Don Cornelius, 75, Dies of Gunshot Wound to the Head


(Clarence Williams/Los Angeles Times/MCT)

Don Cornelius, producer and host of the television show “Soul Train,” was found dead today around 4 a.m. in his Sherman Oaks, Los Angeles, home. Discovered by a family member, Cornelius died of an apparently self-inflicted gunshot wound.

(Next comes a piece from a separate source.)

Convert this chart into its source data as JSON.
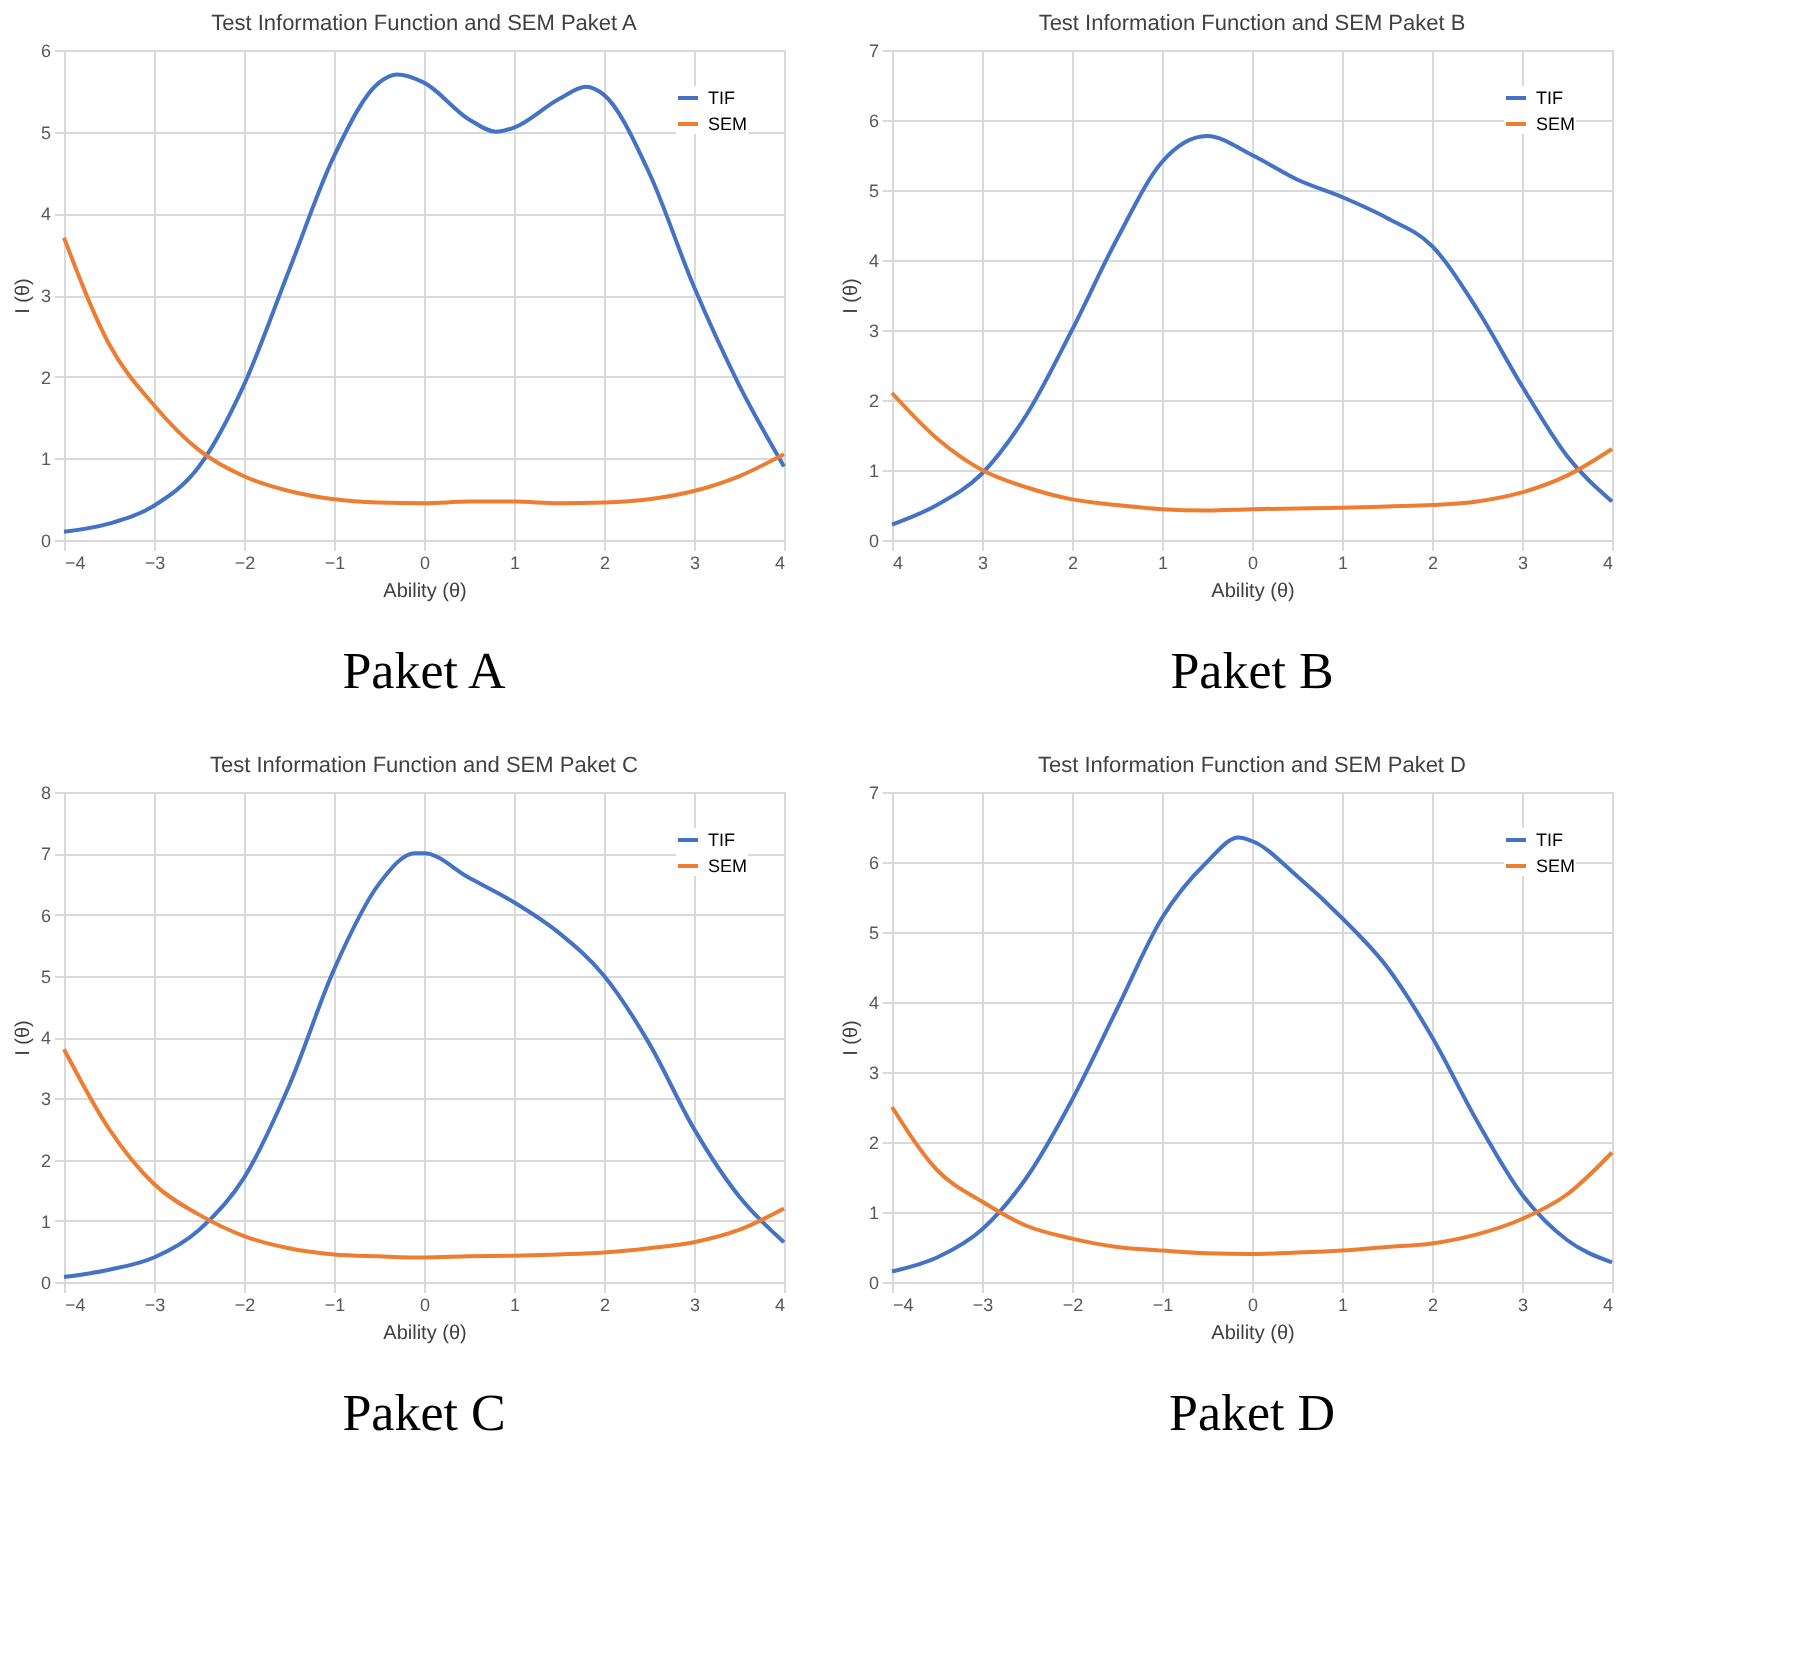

He was 75 years old.

Started on the heels of the civil rights movement in 1970, “SoulTrain” was the longest running nationally syndicated television show in history, showcasing black music artists that could not get airtime on segregated music programs like “American Bandstand.” In its 35 years on the air, it made an immeasurable contribution to American pop culture, as it provided a platform for big and little-known black artists like Aretha Franklin, James Brown, the Jackson 5, Sister Sledge and Chaka Khan to black and white audiences across the country. Initially bringing funk, soul and disco to the forefront of the American music scene, “Soul Train” also set the stage for the upcoming movement of hip-hop culture.

At the time of his death, Cornelius was developing a film giving a behind-the-scenes look at how “Soul Train” was developed. Cornelius had been recently divorced and was complaining of health problems.

Since the news of his death, many celebrities have expressed their sadness over the loss of the iconic figure. Interviewed by the Associated Press, singer Aretha Franklin said, “God bless him for the solid good and wholesome foundation he provided for young adults worldwide and the unity and brotherhood he single-handedly brought about with his most memorable creation of ‘Soul Train.'”

Also interviewed by the Associated Press, music producer Quincy Jones said, “Before MTV there was ‘Soul Train.’ That will be the great legacy of Don Cornelius. His contributions to television, music and our culture as a whole will never be matched. My heart goes out to Don’s family and loved ones.”